Playing Quake and listening to Marilyn Manson was good enough for me. I did it for weeks. My favourite albums were on rotation again and again and again. I listened to the same KoRn song getting dressed for school for what feels like a year. At the time, I was closing in on twenty CDs. I was rolling in it. All of this cultural knowledge, all 150 pages and 20 CDs of it, was enough to feel a tacit connection with other disenfranchised-feeling young teens wearing NIN T-Shirts at the local craft market. Yin-Yangs were awesome. They were all you needed to show to get in the club. Not that my club existed of anyone other than myself, dreaming of true American teenage misery.

And then the Internet came along. And we got IRC. And the most interesting question we could ask anyone was a/s/l? And as the Internet, masturbating iron fist in a velvet glove that it is, took over – we expected more and more. Where before it was enough to watch the girls through the fence and hope one of them would do a cartwheel, revealing their sensible cotton briefs, now we could send emails. Now we could do things like type ‘hustler.com’ into the address bar when our parents were out, and close the window and delete the history with jagged breaths before the 14.4k modem had revealed the first dark flash of areola.

This was the time of Starship Troopers and Screamers. We took out the same shitty tapes from the movie shop again and again and we didn’t mind. We were happy with what we had. There was no MTV. I had recorded tapes of music videos, which I would watch over and over again. Now, YouTube burns with newer, artsier videos than ever before. And you can watch them whenever you want.

In those days, your friend who had rummaged through his father’s cupboard and found one pathetic porn tape from the 80s was a champion. He was in charge of rewinding it to make sure it was at exactly the right place, while you both sat uncomfortably with ever-tightening underpants. And it was enough!

And that was just the start. Now – all my CDs are in boxes at my Mom’s house. My precious magazines are recycled, possibly seeing second or even third lives as cereal boxes or toilet paper. My music collection is bigger than ever, but I can’t name all the CDs I own any more. I can look at porn whenever I want. I’ve got an Xbox and a Wii. And the more culture we produce, the faster it goes.

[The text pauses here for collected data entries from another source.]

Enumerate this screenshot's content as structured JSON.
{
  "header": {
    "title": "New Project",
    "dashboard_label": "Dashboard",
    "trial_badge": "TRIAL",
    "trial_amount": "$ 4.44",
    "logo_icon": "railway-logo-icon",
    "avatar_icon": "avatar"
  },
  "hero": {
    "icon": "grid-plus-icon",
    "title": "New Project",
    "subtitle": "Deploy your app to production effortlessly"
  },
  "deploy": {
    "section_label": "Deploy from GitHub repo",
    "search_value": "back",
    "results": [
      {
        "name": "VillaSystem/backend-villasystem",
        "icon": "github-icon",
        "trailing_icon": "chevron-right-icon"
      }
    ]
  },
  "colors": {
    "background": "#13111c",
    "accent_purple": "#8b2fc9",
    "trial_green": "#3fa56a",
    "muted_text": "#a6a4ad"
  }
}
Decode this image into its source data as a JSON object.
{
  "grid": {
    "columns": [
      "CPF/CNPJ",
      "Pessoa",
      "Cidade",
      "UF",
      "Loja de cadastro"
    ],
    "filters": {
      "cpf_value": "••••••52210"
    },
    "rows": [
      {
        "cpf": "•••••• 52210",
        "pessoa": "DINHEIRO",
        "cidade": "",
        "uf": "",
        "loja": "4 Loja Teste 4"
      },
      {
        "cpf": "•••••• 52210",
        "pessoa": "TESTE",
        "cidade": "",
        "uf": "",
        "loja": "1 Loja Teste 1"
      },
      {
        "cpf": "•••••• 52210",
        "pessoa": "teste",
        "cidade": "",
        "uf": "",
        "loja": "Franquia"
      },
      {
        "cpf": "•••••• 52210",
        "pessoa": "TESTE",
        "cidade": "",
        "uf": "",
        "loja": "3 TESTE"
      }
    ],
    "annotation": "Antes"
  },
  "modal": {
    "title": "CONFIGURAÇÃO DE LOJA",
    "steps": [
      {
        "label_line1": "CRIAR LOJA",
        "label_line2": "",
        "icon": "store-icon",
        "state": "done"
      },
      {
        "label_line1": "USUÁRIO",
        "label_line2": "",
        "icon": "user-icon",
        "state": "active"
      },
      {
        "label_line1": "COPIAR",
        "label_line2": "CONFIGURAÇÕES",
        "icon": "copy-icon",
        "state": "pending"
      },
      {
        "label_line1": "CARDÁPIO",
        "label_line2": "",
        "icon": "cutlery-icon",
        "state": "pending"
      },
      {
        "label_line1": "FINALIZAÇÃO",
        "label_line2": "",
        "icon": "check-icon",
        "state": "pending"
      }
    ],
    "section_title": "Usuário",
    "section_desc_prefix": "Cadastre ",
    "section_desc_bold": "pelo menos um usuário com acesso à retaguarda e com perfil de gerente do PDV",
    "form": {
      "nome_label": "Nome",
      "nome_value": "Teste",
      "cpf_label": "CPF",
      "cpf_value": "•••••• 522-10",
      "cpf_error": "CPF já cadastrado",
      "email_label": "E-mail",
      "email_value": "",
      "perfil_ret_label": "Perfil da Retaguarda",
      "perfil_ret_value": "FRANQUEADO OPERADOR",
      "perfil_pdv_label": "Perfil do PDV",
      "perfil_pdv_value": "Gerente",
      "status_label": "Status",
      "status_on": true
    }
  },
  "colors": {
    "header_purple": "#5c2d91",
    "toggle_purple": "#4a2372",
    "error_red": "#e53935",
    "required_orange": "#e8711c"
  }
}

I remember when the culture I wanted to be part of could be found under one rock. I fought and begged and pleaded with my mother to be allowed to turn it over. And once it was overturned, I spent weeks and months analysing every single grain of sand, every ant and every earwig. I knew the names of every person in every band that I liked. I knew the names of their songs as well as the order in which they appeared. And now, when I look back over my shoulder, I can see nothing but overturned rocks. And borne on by this cultural wave, I’m encouraged to turn over ever more rocks, with barely enough time to look for interesting bugs before it’s on to the next one. The Internet has made everything accessible all the time, but there’s only so much time I have. I can never truly be a fan of one thing like I used to be.

And while I appreciate the choice, Richard Dawkins knows I appreciate the choice, I feel like my life is less for all the music and all the culture I have. The choice paralyses me. Do I feel like French Lounge Jazz, Early 00’s Trip-Hop, West Coast Gangsta Rap From The Early 90s, Orchestral Music, Orchestral Movie Soundtracks or Whale Sounds (Sigur Ros) while I look out the window today? And what about the new new Jack White record that just came out, which has the Internet abuzz (for the next six hours)?

In those days, when I had just the one rock, I could choose Manson or KoRn. And I loved them both equally.